I had a lot of teachers and coaches in my high school years that I am grateful for, but none so much as my cross-country coach, Jack Lintz.
I could call him Coach, but we all just called him Jack. Some people might think that a team calling a coach by his first name would lead to a lack of respect, but that was not the case with Jack. Maybe that was because it was hard to disrespect a guy in his forties who could still outrun most of his very talented high school team.
Going by his first name was not the only thing that distinguished Jack from a lot of other coaches. He was calm and soft-spoken, and not given to profane-laced tirades if we were performing poorly. He motivated the team, but he also expected that you could motivate yourself. The training he provided us was fantastic, and we all knew that if we put the work in we would be good. For some of us, being trusted and treated in an adult manner was revelatory, and those of us who were competitors blossomed. Jack’s methods were hard to argue with. Our very small but very driven team managed to win back-to-back state championships in Ohio, and one of my teammates was an individual state champion.

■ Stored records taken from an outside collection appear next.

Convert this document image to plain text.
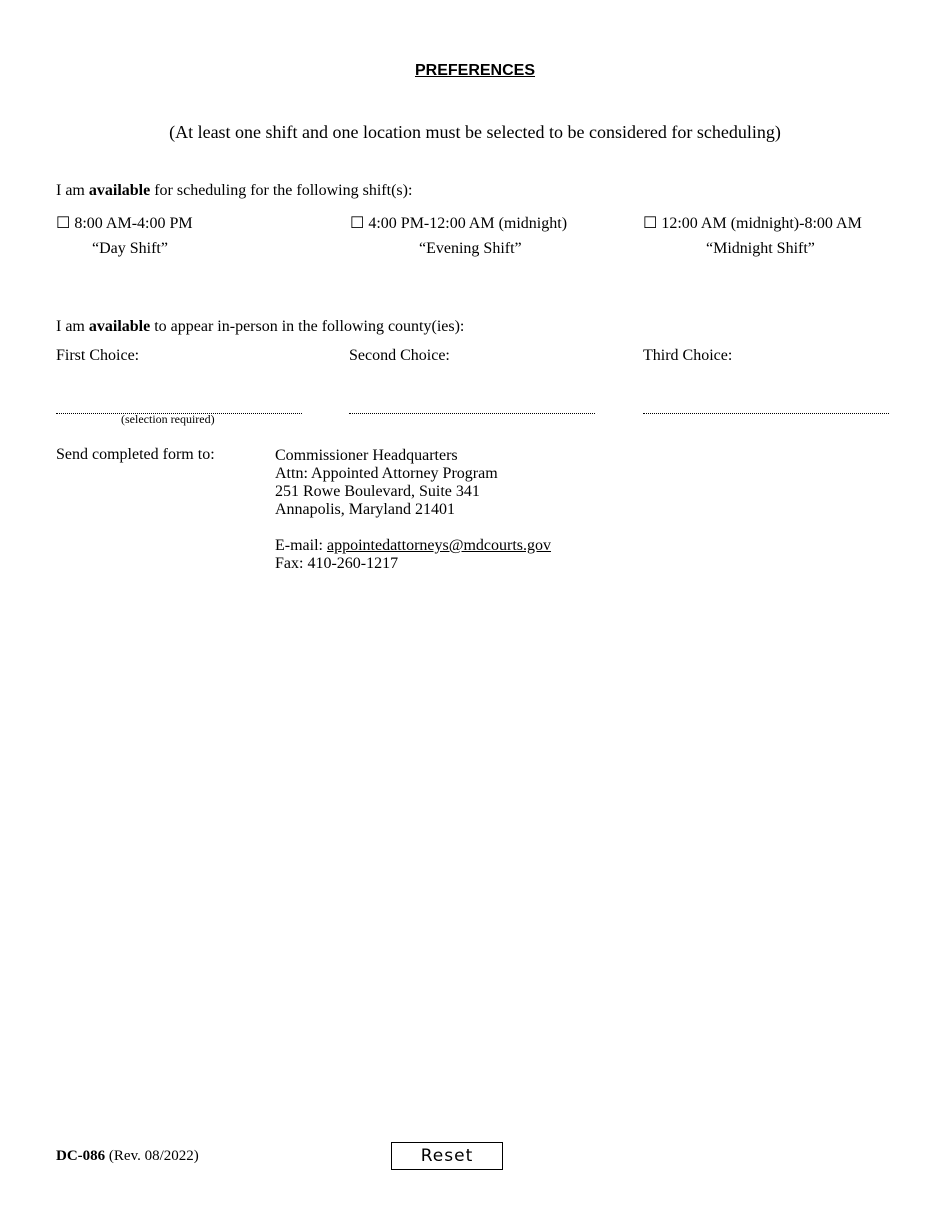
PREFERENCES
(At least one shift and one location must be selected to be considered for scheduling)
I am available for scheduling for the following shift(s):
☐ 8:00 AM-4:00 PM
“Day Shift”
☐ 4:00 PM-12:00 AM (midnight)
“Evening Shift”
☐ 12:00 AM (midnight)-8:00 AM
“Midnight Shift”
I am available to appear in-person in the following county(ies):
First Choice:	Second Choice:	Third Choice:
(selection required)
Send completed form to:	Commissioner Headquarters
Attn: Appointed Attorney Program
251 Rowe Boulevard, Suite 341
Annapolis, Maryland 21401
E-mail: appointedattorneys@mdcourts.gov
Fax: 410-260-1217
DC-086 (Rev. 08/2022)	Reset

Running for Jack was great training for life. We learned that it takes time and training to become good, and that advanced preparation is important for meeting goals. Jack introduced us to mental training methods such as visualization that have proven valuable for success in the rest of life. I certainly do not run 500 miles in a summer any more, but I still get out enough to stay fit, and my positive experiences running for Northmont High School are part of why I still love to run. Many of Jack’s runners have gone on to run in college, and most have gone on to good lives. I am sure that many of them feel the same gratitude towards him that I do.